Sec. 4.   Regular meetings of the Board of Directors shall be held at least once every month at such time and place as may be designated by the Board of Directors. Special meetings of the Board of Directors may be held at any time or place upon the call of the President of the Men’s Club, or upon written request of any three Officers and/or Trustees. A majority of the votes cast at any meeting of the Board of Directors shall be determinative of any motion unless a different majority is required by these By-Laws. No proxy votes shall be allowed.

Article VII

Quorum

Sec. 1.   One fifth (1/5th) of the total Men’s Club membership shall constitute a quorum for the transaction of business at the annual or any special meeting of the Men’s Club membership.

Sec. 2.   A total of six (6) Officers and/or Trustees shall constitute a quorum for the transaction of business at any regular or special meeting of the Men’s Club Board of Directors.

Article VIIIi

Governance

In all cases of governance not specifically covered in these By-Laws, Roberts Rules of Order, as most recently revised shall be accepted as authority.

 Article IX

Amendments to the By-Laws

Proposed amendments to these By-Laws shall be made in writing to the Board of Directors.  The proposed amendment shall be read and entered into the minutes of the meeting at which such proposal was submitted; to be laid over until the next meeting of the Board of Directors.  It shall then be voted upon.  Upon approval of an affirmative vote of two-thirds (2/3rd) of the Officers and/or Trustees present, it shall be adopted.

 Article X

Annual Dues

Sec. 1.   The Board of Directors shall establish annual dues.

Sec. 2.   Any member who has failed to pay his dues for the current fiscal year by January first (1st) of that fiscal year, shall automatically be dropped from the membership roster.  Such members will then be re-admitted upon payment of the dues for the current fiscal year in which he re-applies for membership.

 Article XI

Nominating committee

Sec. 1.   The President of the Men’s Club shall appoint a nominating committee of not less than three (3) members to meet no later than one (1) month prior to the annual meeting of the members. 

Sec. 2.   The nominating committee shall present the slate of Officers and Trustees to the Board of Directors no later than two (2) weeks prior to the annual meeting of the members. 

Sec. 3.   Additional nominations for Officers and/or Trustees may be made in writing signed by five (5) members, to the Board of Directors no later than two (2) weeks prior to the annual meeting of the members.

Article XII

Effective Date

These By-Laws become effective immediately upon adoption by a simple majority vote, of members in good standing present at the membership meeting where these By-Laws are presented.

 Approved by membership vote on May 18, 2003.

1.      The Men's Club President (or officer serving in that capacity) may authorize expenditures of no more than $200 between any two scheduled meetings of the Board of Directors, without prior approval of the Board.

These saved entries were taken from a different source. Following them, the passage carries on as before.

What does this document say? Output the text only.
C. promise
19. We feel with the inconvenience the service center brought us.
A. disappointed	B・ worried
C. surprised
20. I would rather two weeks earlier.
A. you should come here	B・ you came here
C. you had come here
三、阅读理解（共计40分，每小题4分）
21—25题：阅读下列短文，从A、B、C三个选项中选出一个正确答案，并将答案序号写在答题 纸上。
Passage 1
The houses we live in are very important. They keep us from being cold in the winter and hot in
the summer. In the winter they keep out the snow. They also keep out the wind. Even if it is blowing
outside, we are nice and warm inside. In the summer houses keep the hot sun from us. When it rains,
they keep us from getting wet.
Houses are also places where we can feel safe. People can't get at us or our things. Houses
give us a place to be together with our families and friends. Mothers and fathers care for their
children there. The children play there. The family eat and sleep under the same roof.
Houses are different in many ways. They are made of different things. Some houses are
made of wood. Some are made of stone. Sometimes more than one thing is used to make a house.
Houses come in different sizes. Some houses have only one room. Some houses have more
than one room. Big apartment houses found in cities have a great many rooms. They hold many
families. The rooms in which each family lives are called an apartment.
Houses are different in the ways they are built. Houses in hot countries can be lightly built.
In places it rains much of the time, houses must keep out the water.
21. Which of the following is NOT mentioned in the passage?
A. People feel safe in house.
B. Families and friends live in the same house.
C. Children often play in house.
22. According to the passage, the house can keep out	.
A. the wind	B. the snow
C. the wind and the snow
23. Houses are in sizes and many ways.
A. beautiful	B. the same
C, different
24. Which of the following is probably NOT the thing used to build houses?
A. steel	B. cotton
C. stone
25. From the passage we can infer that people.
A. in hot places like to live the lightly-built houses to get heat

No more than $100 may be spent on any single item. These expenditures must be reported at the next scheduled Board of Directors Meeting. This privilege may be revoked, for the remainder of that President's term by a simple majority vote of the Board.

Approved by Board of Directors vote on May 17, 2005.

2.      All Past-Presidents of the Board, who remain in good standing with the Men's Club, shall be voting members of the Board of Directors. They will not be subject to the meeting attendance requirement as stated in the By-Laws. They may be removed from the Board by the procedure outlined in Article IV Sec.10 of the By-Laws. However, there will not be a replacement for the vacancy.

Approved by Board of Directors vote on May 17, 2005.

3.      Notification of meetings and voting as outlined in Article VI of these By-Laws may be carried out via electronic means, such as email, fax or other methods approved by the board of directors.

Approved by Board of Directors vote on May 15, 2007.